An interview with Christine Daly: Assistant Winemaker; John Messina: Vineyard Manager; and Jennifer Craig: Director of Operations
To say it all started in 2016 when friends and business partners Paul Dierickx and Ben Stovall purchased the Wimberley estate is only part of the story. There was previously a vineyard on the property that had been devastated by a fire and burned to the ground in 2011. The families replanted the estate with Mediterranean varietals in 2017, and did so with the advisory of Rob and Lydia Nida, who also consulted with them to establish the vineyard, wine production programs, and the winery platform overall. In addition to consulting Texas grape growers, winemakers, the Nidas operate their own: Pebble Rock Cellars in Johnson City.
While Ben and Paul’s initial intent for Limestone Terrace Vineyards was to plant, farm and sell fruit to Texas wineries, the team’s vision evolved to include wine production and a community oriented onsite tasting experience. They renovated the production barn, constructed the tasting tent, and developed longer term plans to continue integrating more of their 25 acres to host family- and pet-friendly guest experiences and gatherings around wine.
Two years later in 2019, they released their first estate vintage of Mourvédre Rosé, alongside a handful of vintages produced with fruit procured from the Texas High Plains.
Their style of winemaking and the varieties selected are a nod to the old while creating something new, and the revival of Limestone Terrace Vineyard. So too is the winemaking philosophy, which integrates old world processes with modern technology; seeking always to make the best possible wine without altering the integrity of the grape.
Perhaps Ben’s background in advanced technologies was a prelude to his eventual portfolio and approach to winemaking. According to the team, “ Ben is constantly looking for innovative and creative solutions, and that’s true for his winemaking approach as well. It’s always an adventure in the cellar, as we work with estate fruit and source different varieties from around the state, producing in small lots, and experiment and learn with several different programs to discover firsthand what works best here, in terms of producing the highest quality wines. It’s always an adventure!”
The innovative and exploratory approach shows up in the tasting room and in club member programs as well, as Limestone Terrace Vineyard offers a “smattering of everything” including sparkling, reds, rosés, and barrel aged whites.
“We are drawn to producing varieties that thrive here in Texas, over those that are generally popular in the US. For example, many of our favorite grapes to work with are often only found in the Texas High Plains, Hill Country, or a tiny part of Italy.”
The team spoke about the passion they share with many in the industry, for educating people about Texas wine. The best way of which is to introduce varieties that thrive here, and compare laterally with grapes consumers may be more familiar with.
“It’s fun to introduce guests to varietals they haven’t heard of, yet alone tried before. Like, if you enjoy Chardonnay and Petit Verdot, try our barrel fermented Roussanne and our Teroldego almost invariably they enjoy the lateral comparison and feel like we’re all in on a little secret, having discovered these lesser known Spanish and Italian varietals that thrive here in Texas,” Christine shared.

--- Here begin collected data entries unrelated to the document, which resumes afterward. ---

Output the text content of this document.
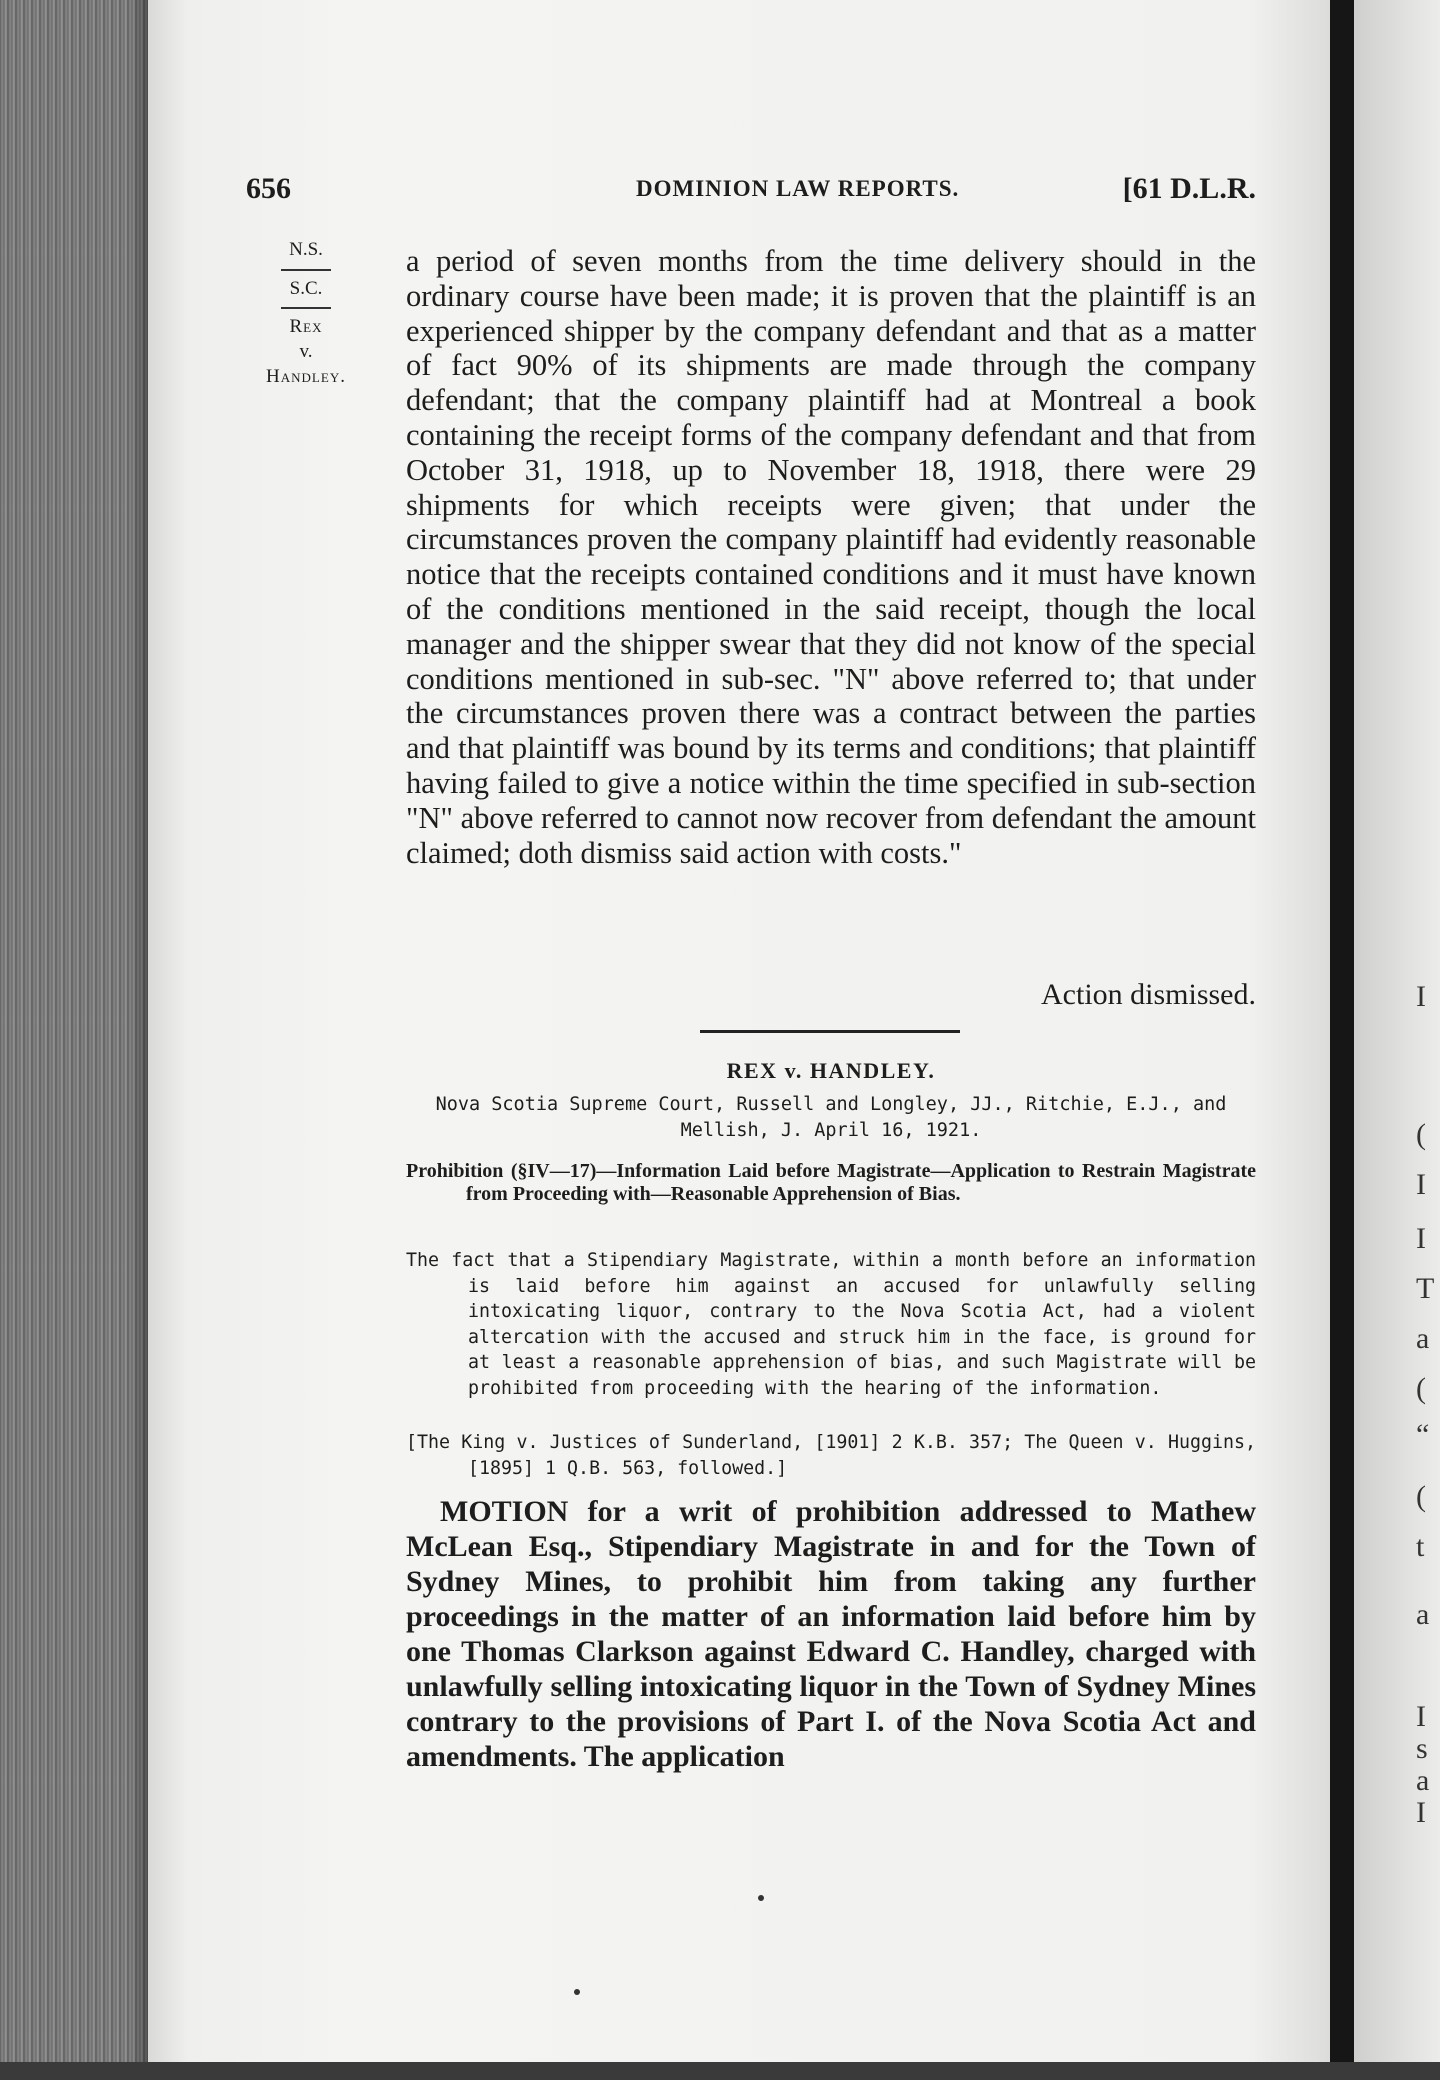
I
(
I
I
T
a
(
“
(
t
a
I
s
a
I
656	DOMINION LAW REPORTS.	[61 D.L.R.
N.S.
S.C.
Rex
v.
Handley.

a period of seven months from the time delivery should in the ordinary course have been made; it is proven that the plaintiff is an experienced shipper by the company defendant and that as a matter of fact 90% of its shipments are made through the company defendant; that the company plaintiff had at Montreal a book containing the receipt forms of the company defendant and that from October 31, 1918, up to November 18, 1918, there were 29 shipments for which receipts were given; that under the circumstances proven the company plaintiff had evidently reasonable notice that the receipts contained conditions and it must have known of the conditions mentioned in the said receipt, though the local manager and the shipper swear that they did not know of the special conditions mentioned in sub-sec. "N" above referred to; that under the circumstances proven there was a contract between the parties and that plaintiff was bound by its terms and conditions; that plaintiff having failed to give a notice within the time specified in sub-section "N" above referred to cannot now recover from defendant the amount claimed; doth dismiss said action with costs."

Action dismissed.
REX v. HANDLEY.
Nova Scotia Supreme Court, Russell and Longley, JJ., Ritchie, E.J., and Mellish, J. April 16, 1921.
Prohibition (§IV—17)—Information Laid before Magistrate—Application to Restrain Magistrate from Proceeding with—Reasonable Apprehension of Bias.
The fact that a Stipendiary Magistrate, within a month before an information is laid before him against an accused for unlawfully selling intoxicating liquor, contrary to the Nova Scotia Act, had a violent altercation with the accused and struck him in the face, is ground for at least a reasonable apprehension of bias, and such Magistrate will be prohibited from proceeding with the hearing of the information.
[The King v. Justices of Sunderland, [1901] 2 K.B. 357; The Queen v. Huggins, [1895] 1 Q.B. 563, followed.]
MOTION for a writ of prohibition addressed to Mathew McLean Esq., Stipendiary Magistrate in and for the Town of Sydney Mines, to prohibit him from taking any further proceedings in the matter of an information laid before him by one Thomas Clarkson against Edward C. Handley, charged with unlawfully selling intoxicating liquor in the Town of Sydney Mines contrary to the provisions of Part I. of the Nova Scotia Act and amendments. The application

While yields are lower this year than expected due to weather conditions around the state, the team is thrilled with the quality of what came in from harvest, and shared some of the innovations coming down the line, from the first ever Port vintage (from Teroldego) to the Mourvèdre estate sparkling which we’ll get to try when it’s released in a couple of months.
The vineyard’s location in Wimberley is a differentiator, too. It’s in the Hill Country, soils make excellent fruit, and it’s outside the 290 corridor, close proximity to Austin, and a handful of wineries that are relatively close. The team finds the estate fruit is less fruit forward than the fruit from the High Plains, and observed that it reads more like the rustic European old world wines.
The estate vineyard and tasting room was designed to be inclusive for children, dogs, and “… a nice place to just hang out. We want people to come out and feel like they’re family, to walk around the vineyard, take photos, and be a part of everything. It’s very important for inclusivity and community to be part of the experience,” Jennifer shared.
Leaning into a high sense of community in Wimberley, Limestone Terrace has launched a handful of programs, including “locals night” with their growler program. Using growlers instead of the traditional bottling process for a rotating production of red and white table wine is one way that Limestone Terrace is innovating while paying homage to the more European approach to community over commercialization. At the same time, growlers allow the winery to share the same beautifully produced wine for a lower price, which is offset by the cost of packaging and reusable bottles.
John reflected, “The team really thrives on innovation, and we draw inspiration from what we love. It’s all about constantly learning, finding out what we can make, and doing our part to share with the Texas wine industry. We’re all a team trying to elevate awareness to this industry, which is still in its relative infancy.”
We highly recommend a visit to the Wimberley vineyard and tasting room, where each vintage tells a new story, and guests feel like extended family. With a little luck, winery dogs Brixy and Gator may even be there to greet you onsite!